At least at first sight there don't seem to be any real (technical)
reasons to not covariance for return values. Parameters would be a
different topic though...

Just so I get the idea right:

=== code begin ===

type
  TBar = class
    function Test: TObject; virtual;
  end;

  TFooBar = class(TBar)
    function Test: TStrings; override;
  end;

//...

I just wonder about the purpose and use of such refinement. Should the
compiler relate on an more specific return type, based on the *static*
type of an object reference? I'd use different names for specialized
methods/properties instead.

The compiler should take into account the type of the variable on which the method is called. See the example code which you have snipped away. ;)

And btw: the compiler even already does that! :)
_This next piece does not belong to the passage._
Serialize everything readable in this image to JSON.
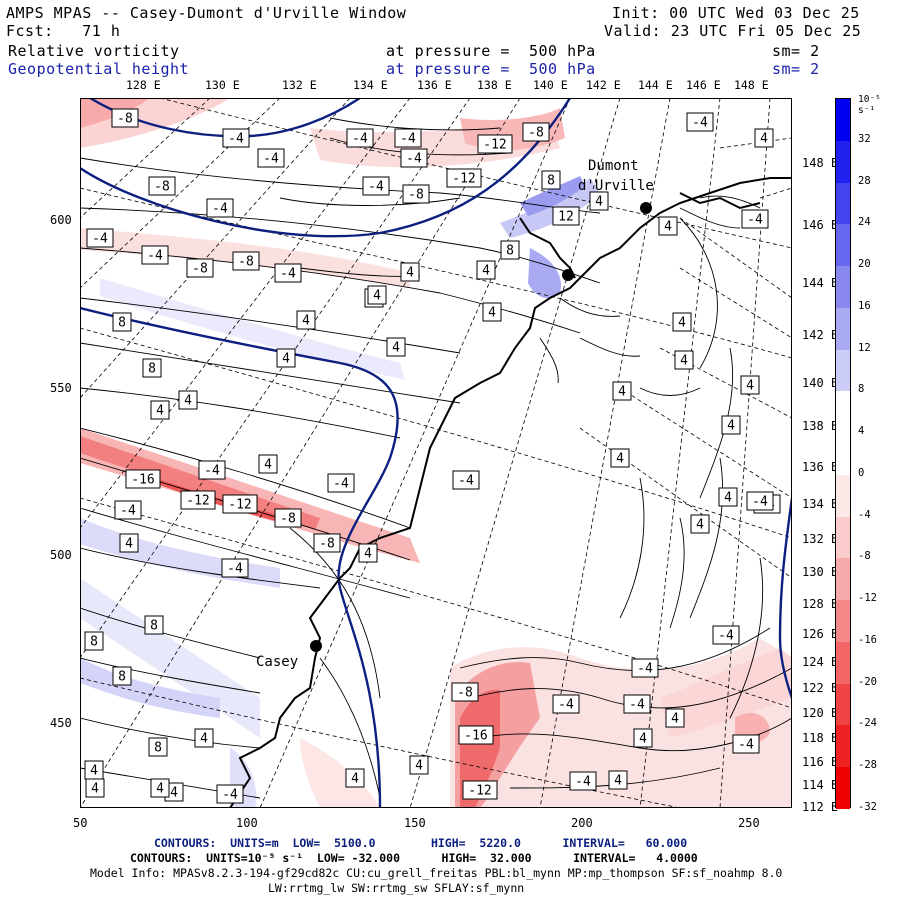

OTOH it would be nice to have specialized lists without much coding,
i.e. without writing getters (and setters) which only do typecasts of
their results. Something like

type
   TBar = class
     property Test: TObject ...; virtual;
   end;

   TFooBar = class(TBar)
     property Test: TStrings; override;
   end;

Please note that this kind of override should not require to override
the getters/setters, it only would enforce (static) type checks/casts,
as doable at compile time.

But here the compiler can't guarantee that the Getter behind the property is really a TStrings instead of a TObject. And for the setter we would have the same problem as for methods: if I call the property using a TBar variable and pass something else than a TStrings than the inherited Setter will be called and then (to use the example of a list) a foreign object will reside in the list.